In fact, for over a year she downright refused to read it.

At first when I asked, she said s didn't want to because she didn't think I would even finish writing it.

Fair enough.

When I asked her to read my completed and revised manuscript, she quite honestly replied, "I don't think I'm going to like it."

Okay, I know that was harsh. Please don't judge her. Trust me, I'm judging her enough for all of us. Just kidding. We really do have a wonderful relationship.

Then one day she said if I wanted to download it onto her Nook, she would read it. I casually said, "Okay, whatev."

I had to force myself to leave her alone, and not stare over her shoulder. I thought I would literally crawl out of my skin, waiting for her to finish.

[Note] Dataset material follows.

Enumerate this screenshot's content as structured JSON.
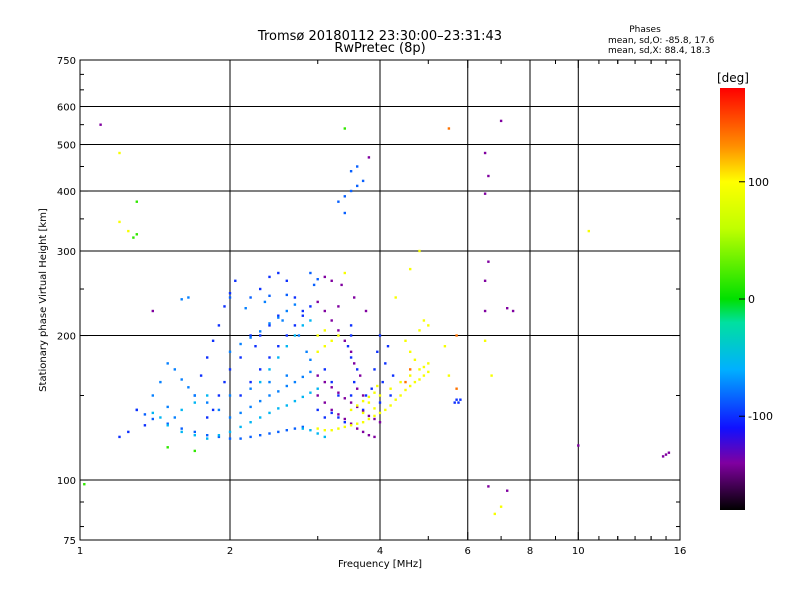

Luckily, she is a fast reader.

Thankfully, she couldn't put it down.

But then the brat my lovely daughter didn't say anything. I tried not to push her, coolly asking, "So ... uh, what'd ya think?"

She flashed me a funny smile and sighed. I immediately realized what was going on -- she doesn't like to admit when she's wrong. I kept a straight face and waited. Finally, she said, "It's awesome."

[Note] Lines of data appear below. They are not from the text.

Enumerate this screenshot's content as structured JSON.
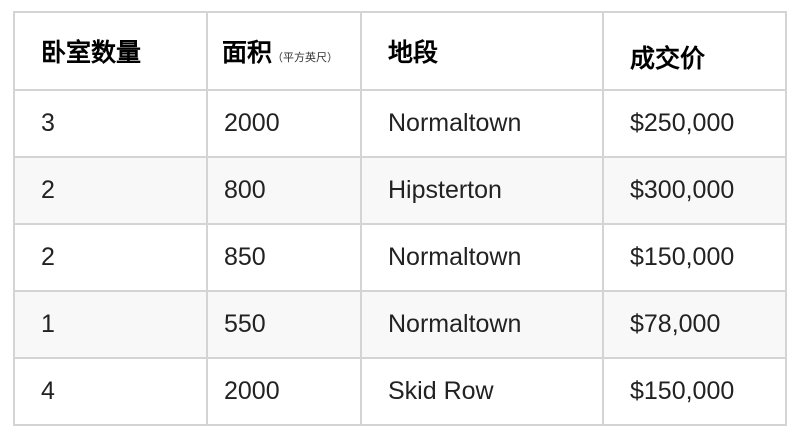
{
  "table": {
    "headers": [
      "卧室数量",
      "面积",
      "地段",
      "成交价"
    ],
    "area_unit": "（平方英尺）",
    "rows": [
      [
        "3",
        "2000",
        "Normaltown",
        "$250,000"
      ],
      [
        "2",
        "800",
        "Hipsterton",
        "$300,000"
      ],
      [
        "2",
        "850",
        "Normaltown",
        "$150,000"
      ],
      [
        "1",
        "550",
        "Normaltown",
        "$78,000"
      ],
      [
        "4",
        "2000",
        "Skid Row",
        "$150,000"
      ]
    ]
  }
}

That honestly is a moment I will never forget. It meant so much to me. As did her excitement as she discussed a certain character and that characters conclusion.

So, that's my story. Do you have a story about sharing your work with family?

Tuesday, January 11, 2011

Therapy & Psychics


As a teen, writing helped me deal with my emotions. When my kids were little, I had fun writing and illustrating a couple of children’s books. I thought about trying to get them published, but I mostly wrote for myself. Several years passed, I didn’t have a lot of time for writing. Until three years ago...

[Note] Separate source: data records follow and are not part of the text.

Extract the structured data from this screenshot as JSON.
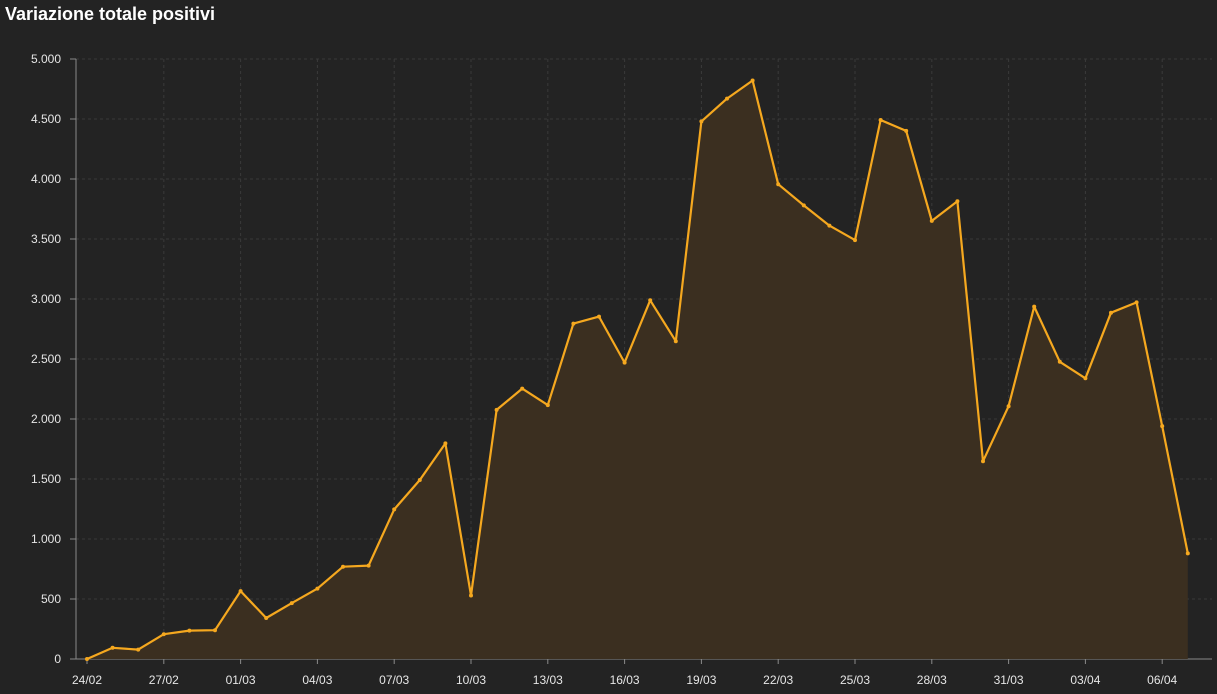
{
  "chart_data": {
    "type": "area",
    "title": "Variazione totale positivi",
    "xlabel": "",
    "ylabel": "",
    "ylim": [
      0,
      5000
    ],
    "yticks": [
      0,
      500,
      1000,
      1500,
      2000,
      2500,
      3000,
      3500,
      4000,
      4500,
      5000
    ],
    "ytick_labels": [
      "0",
      "500",
      "1.000",
      "1.500",
      "2.000",
      "2.500",
      "3.000",
      "3.500",
      "4.000",
      "4.500",
      "5.000"
    ],
    "x": [
      "24/02",
      "25/02",
      "26/02",
      "27/02",
      "28/02",
      "29/02",
      "01/03",
      "02/03",
      "03/03",
      "04/03",
      "05/03",
      "06/03",
      "07/03",
      "08/03",
      "09/03",
      "10/03",
      "11/03",
      "12/03",
      "13/03",
      "14/03",
      "15/03",
      "16/03",
      "17/03",
      "18/03",
      "19/03",
      "20/03",
      "21/03",
      "22/03",
      "23/03",
      "24/03",
      "25/03",
      "26/03",
      "27/03",
      "28/03",
      "29/03",
      "30/03",
      "31/03",
      "01/04",
      "02/04",
      "03/04",
      "04/04",
      "05/04",
      "06/04",
      "07/04"
    ],
    "xtick_labels": [
      "24/02",
      "27/02",
      "01/03",
      "04/03",
      "07/03",
      "10/03",
      "13/03",
      "16/03",
      "19/03",
      "22/03",
      "25/03",
      "28/03",
      "31/03",
      "03/04",
      "06/04"
    ],
    "series": [
      {
        "values": [
          0,
          93,
          78,
          207,
          237,
          240,
          566,
          342,
          466,
          587,
          769,
          778,
          1247,
          1492,
          1797,
          529,
          2076,
          2253,
          2116,
          2795,
          2853,
          2470,
          2989,
          2648,
          4480,
          4670,
          4821,
          3957,
          3780,
          3612,
          3491,
          4492,
          4401,
          3651,
          3815,
          1648,
          2107,
          2937,
          2477,
          2339,
          2886,
          2972,
          1941,
          880
        ]
      }
    ],
    "colors": {
      "background": "#232323",
      "line": "#f5a81f",
      "fill": "#3b2f20",
      "grid": "#3a3a3a",
      "axis": "#8a8a8a",
      "text": "#e6e6e6",
      "title": "#ffffff"
    },
    "grid": true,
    "legend": "none"
  }
}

I was working as a Dental Assistant. I enjoyed my job, and the people I worked with. One day I woke up and my pinky hurt. Yeah, I said pinky. Hold on. There’s more to the story. I couldn’t bend my finger; it felt like I had jammed it, although I couldn’t recall anything happening.

Then the next morning I woke up and my whole hand hurt, and I couldn’t hold or grip anything – not good when I’m handling a sharp object over the patient’s face. Don’t worry, I didn’t hurt anyone. In the days to follow, the pain spread to different parts of my body and I began to worry. I saw my doctor, and the worry changed to frustrated concern as we began the testing process.

For a while it was believed to be Lupus, but upon further testing the doctors determined it to be Fibromyalgia; which I mention, because apparently that’s common. Fibromyalgia is not the end of the world, but it does take some getting used to: the pain, depression, and exhaustion. The fact that I couldn’t preform my job added to my problems. I needed time, so I took a leave of absence.

Suddenly I felt OLD (I should mention I had just turned forty). I felt like I hadn’t done anything with my life, and now it was over. So I used my time off to write and reflect. Who knew that one would turn out to be the answer to the other? But it was. I wanted to write, like a whole novel. And I wanted it to be young adult, which I’d never done. Sadly, my family thought I was just going through a phase. So at first I didn’t feel whole lot of support or understanding.

I struggled a little at first. Then I fell in love with the process it, and my story. I found writing to be therapeutic. Getting lost in words. Creating worlds. I wasn’t in pain when I was writing. I also found that I was good at it. Like I said, that was three years ago; I guess I’m not going back to work. But on the upside, I completed my first novel and got the family support that I needed.

Now, as many of you know, I am working towards publication. And because of what a psychic said, I am confident … well, guardedly confident, that I will be published one day. Don’t laugh. Those guys are amazing. Well, I imagine that they are amazing. I didn’t personally see the psychic, my sister did. Never mind, you can laugh.